Andy Murray a mis 3h52 pour se débarrasser en quatre sets (6-7 7-6 6-4 7-6) de l'accrocheur David Ferrer, cinquième à l'ATP. L'Espagnol a eu sa chance, sous la forme d'une balle de deux sets zéro mais comme en janvier à Melbourne, il n'a su produire le coup de rein nécessaire et l'Ecossais, porté par le Centre Court, l'a achevé sous le toit brûlant. «C'était un énorme match des deux côtés. Si j'avais perdu le quatrième set, cela aurait été un sacré combat. Ce sera ma quatrième demi mais je ne sais pas si c'est ma meilleure chance. En 2009, j'avais une opportunité face à Andy Roddick mais il avait très bien joué. Je suis en bonne position, c'est sûr», a expliqué Andy Murray en conférence de presse.

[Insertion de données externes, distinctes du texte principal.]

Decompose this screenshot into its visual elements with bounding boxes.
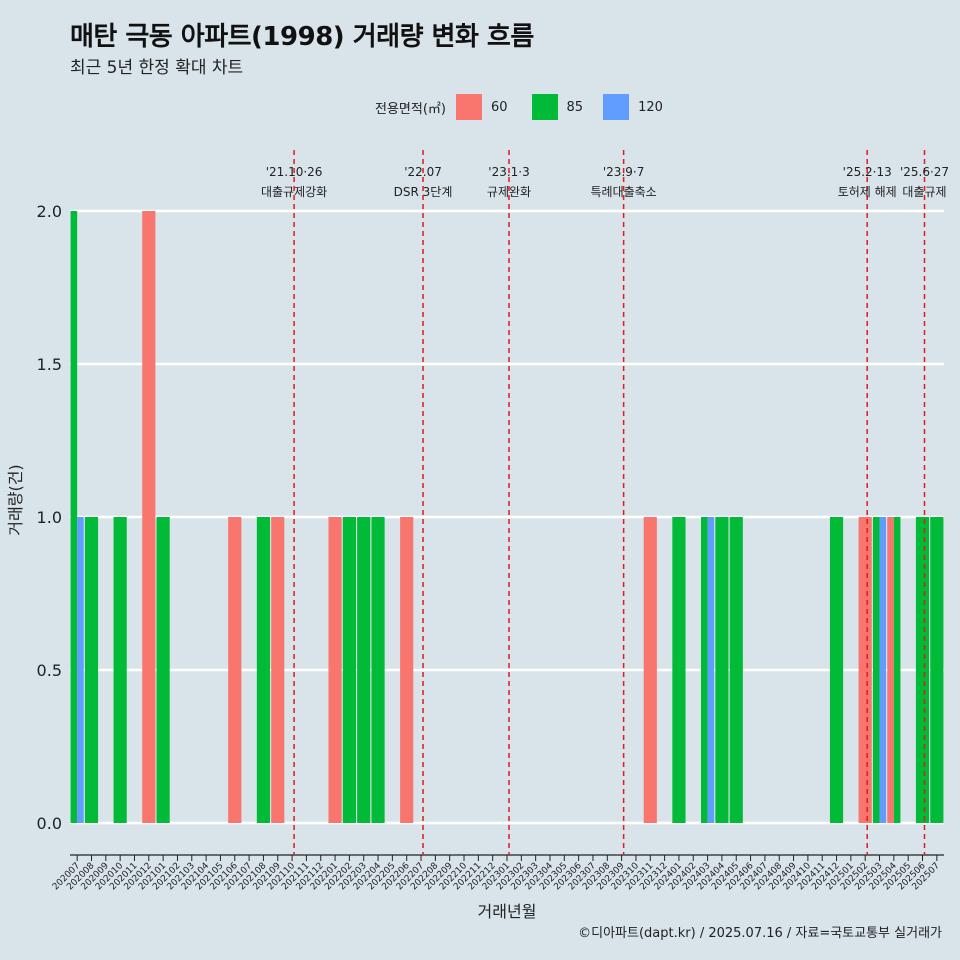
bar [829, 517, 844, 823]
x-axis-label: 거래년월 [477, 902, 537, 921]
legend-label-60: 60 [490, 99, 508, 115]
chart-subtitle: 최근 5년 한정 확대 차트 [70, 58, 244, 78]
bar [887, 517, 894, 823]
y-tick-label: 0.0 [37, 814, 62, 833]
legend-item-120: 120 [603, 94, 663, 120]
bar [77, 517, 84, 823]
event-name-label: 토허제 해제 [838, 185, 897, 199]
bar [707, 517, 715, 823]
event-name-label: 대출규제강화 [261, 185, 327, 199]
event-date-label: '22.07 [404, 165, 442, 179]
legend-swatch-60 [455, 94, 482, 120]
event-date-label: '23.9·7 [603, 165, 644, 179]
bar [271, 517, 285, 823]
event-date-label: '25.6·27 [900, 165, 949, 179]
bar [228, 517, 242, 823]
event-name-label: 특례대출축소 [590, 185, 656, 199]
bar [715, 517, 729, 823]
y-tick-label: 1.0 [37, 508, 62, 527]
bar [342, 517, 356, 823]
legend-swatch-85 [531, 94, 558, 120]
bar [893, 517, 901, 823]
legend-label-85: 85 [566, 99, 584, 115]
legend-item-85: 85 [531, 94, 598, 120]
legend-swatch-120 [603, 94, 630, 120]
bar [729, 517, 743, 823]
bar [872, 517, 880, 823]
bar [113, 517, 127, 823]
bar [156, 517, 170, 823]
bar [70, 211, 78, 823]
legend-title: 전용면적(㎡) [375, 101, 446, 117]
legend-label-120: 120 [638, 99, 663, 115]
chart-title: 매탄 극동 아파트(1998) 거래량 변화 흐름 [70, 22, 534, 52]
bar [400, 517, 414, 823]
y-axis-label: 거래량(건) [6, 464, 25, 536]
event-date-label: '25.2·13 [843, 165, 892, 179]
bar [915, 517, 930, 823]
legend-item-60: 60 [455, 94, 526, 120]
y-tick-label: 0.5 [37, 661, 62, 680]
bar [84, 517, 99, 823]
bar [256, 517, 271, 823]
bar [328, 517, 342, 823]
bar [142, 211, 156, 823]
bar [357, 517, 371, 823]
bar [930, 517, 944, 823]
bar [643, 517, 657, 823]
event-name-label: DSR 3단계 [394, 185, 453, 199]
event-date-label: '21.10·26 [266, 165, 323, 179]
event-date-label: '23.1·3 [488, 165, 529, 179]
source-caption: ©디아파트(dapt.kr) / 2025.07.16 / 자료=국토교통부 실… [578, 926, 942, 941]
bar [672, 517, 686, 823]
bar [879, 517, 887, 823]
bar [371, 517, 385, 823]
y-tick-label: 2.0 [37, 202, 62, 221]
event-name-label: 규제완화 [487, 185, 531, 199]
bar [858, 517, 872, 823]
y-tick-label: 1.5 [37, 355, 62, 374]
bar [700, 517, 708, 823]
event-name-label: 대출규제 [902, 185, 946, 199]
legend: 전용면적(㎡) 60 85 120 [375, 92, 669, 122]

Vendredi, il aura en face de lui Jo-Wilfried Tsonga, son adversaire le plus accessible. Le Français a fait jouer son expérience face à Philipp Kohlschreiber (n°27), qui a cédé en quatre manches (7-6 4-6 7-6 6-2). (Voir ) Si la victoire fut belle, Jo-Wilfried Tsonga a expliqué que celle de 2011, au même stade de la compétition, était beaucoup plus intense.
«Ce n'est pas du tout la même émotion que l'an dernier car je venais de battre Roger Federer après avoir remonté deux sets à zéro», a raconté le Manceau. Les deux joueurs s'affronteront pour la septième fois de leur carrière. L'Ecossais mène la série 5-1. Son seul échec avait eu lieu à l'Open d'Australie 2008 et, faut-il y voir un signe, Jo-Wilfried Tsonga était allé cette année-là jusqu'en finale.